Each day we premier a unique film in our lobby with the purpose of stirring our imaginations, electrifying our visual sensibilities (there’s no sound until the lunch hour), and reminding ourselves how drawn we all are to story and character. I’m sure there’s an efficiency expert that will chide us for the 5-10 minutes that people waste when they stop and stare, forgetting their task and losing themselves for a moment as they try to figure out the plot or they become transfixed by the epic visual presentation. But we think it’s time well wasted.
Current and prospective clients, employees, and pitch consultants are welcome to stop by for our noon viewing.

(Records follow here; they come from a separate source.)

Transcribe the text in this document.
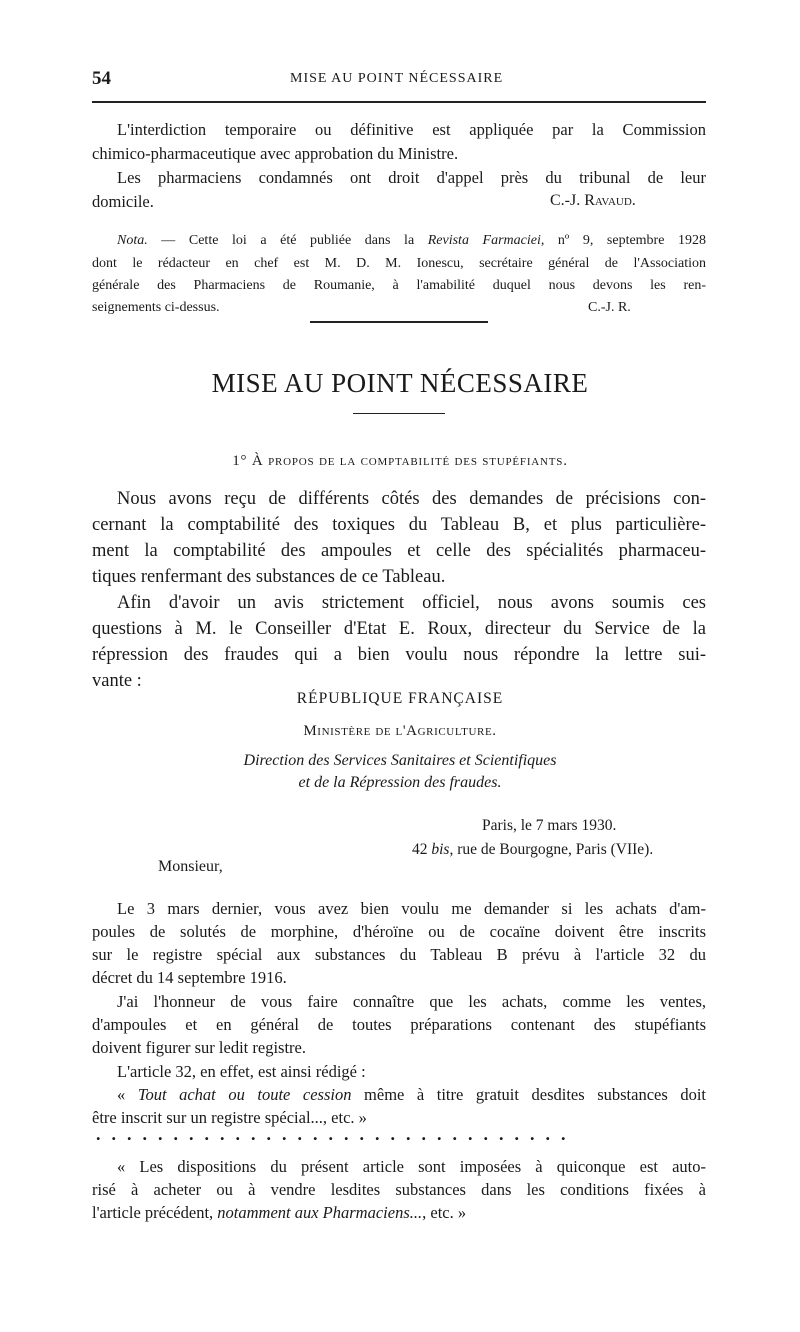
54	MISE AU POINT NÉCESSAIRE
L'interdiction temporaire ou définitive est appliquée par la Commission
chimico-pharmaceutique avec approbation du Ministre.
Les pharmaciens condamnés ont droit d'appel près du tribunal de leur
domicile.	C.-J. Ravaud.
Nota. — Cette loi a été publiée dans la Revista Farmaciei, nº 9, septembre 1928
dont le rédacteur en chef est M. D. M. Ionescu, secrétaire général de l'Association
générale des Pharmaciens de Roumanie, à l'amabilité duquel nous devons les ren-
seignements ci-dessus.	C.-J. R.
MISE AU POINT NÉCESSAIRE
1° À propos de la comptabilité des stupéfiants.
Nous avons reçu de différents côtés des demandes de précisions con-
cernant la comptabilité des toxiques du Tableau B, et plus particulière-
ment la comptabilité des ampoules et celle des spécialités pharmaceu-
tiques renfermant des substances de ce Tableau.
Afin d'avoir un avis strictement officiel, nous avons soumis ces
questions à M. le Conseiller d'Etat E. Roux, directeur du Service de la
répression des fraudes qui a bien voulu nous répondre la lettre sui-
vante :
RÉPUBLIQUE FRANÇAISE
Ministère de l'Agriculture.
Direction des Services Sanitaires et Scientifiques
et de la Répression des fraudes.
Paris, le 7 mars 1930.
42 bis, rue de Bourgogne, Paris (VIIe).
Monsieur,
Le 3 mars dernier, vous avez bien voulu me demander si les achats d'am-
poules de solutés de morphine, d'héroïne ou de cocaïne doivent être inscrits
sur le registre spécial aux substances du Tableau B prévu à l'article 32 du
décret du 14 septembre 1916.
J'ai l'honneur de vous faire connaître que les achats, comme les ventes,
d'ampoules et en général de toutes préparations contenant des stupéfiants
doivent figurer sur ledit registre.
L'article 32, en effet, est ainsi rédigé :
« Tout achat ou toute cession même à titre gratuit desdites substances doit
être inscrit sur un registre spécial..., etc. »
...............................
« Les dispositions du présent article sont imposées à quiconque est auto-
risé à acheter ou à vendre lesdites substances dans les conditions fixées à
l'article précédent, notamment aux Pharmaciens..., etc. »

Our video editor, Harrison Chapman, curates the Baker Street Theatre and is tasked with blowing our minds daily. I’m sure he could use some suggestions:
Send them to firstname.lastname@example.org
And now with no further to do, may we proudly present our first film:
Directed by Darren Aronofsky
Summary by Harrison Chapman
What it’s about: Hugh Jackman and Rachael Weisz are in love, but life is strange and long and they never quite make it together, not even when Hugh Jackman finds the fountain of youth and waits 1000 years to see her again. The film takes place in three different settings, 16th century Spain/New World as Jackman looks for the “tree of life” at the behest of the Queen, 21st century as Jackman looks for a cure for his wife’s cancer, and in the distant future when Jackman is a kind of astronaut in a space bubble going deep, deep, deep into the edges of the universe.
Why you should care: This film by Darren Aronofsky contains almost no CGI, that’s right, all that crazy space imagery is real. Is it really space? No. Instead of looking to the stars, they looked through a microscope. All the surreal scenes of space are actually chemical reactions filmed in a petri dish. Aside from the technical neatness of the film, it’s conceptually very interesting, following three stories that don’t directly interact with each other using the same actors to show a kind of cyclical nature of death and rebirth. Each story deals with life, death, spirituality, and the fragility of our existence without hitting you over the head with any specific message. Aronofsky lets you draw your own conclusions. As I’m playing it now in the lobby, with sound off, it’s still pretty mesmerizing, what with crazy space images, mayan warriors, flying space trees, and all, so try not to get too entranced walking by the lobby TV today.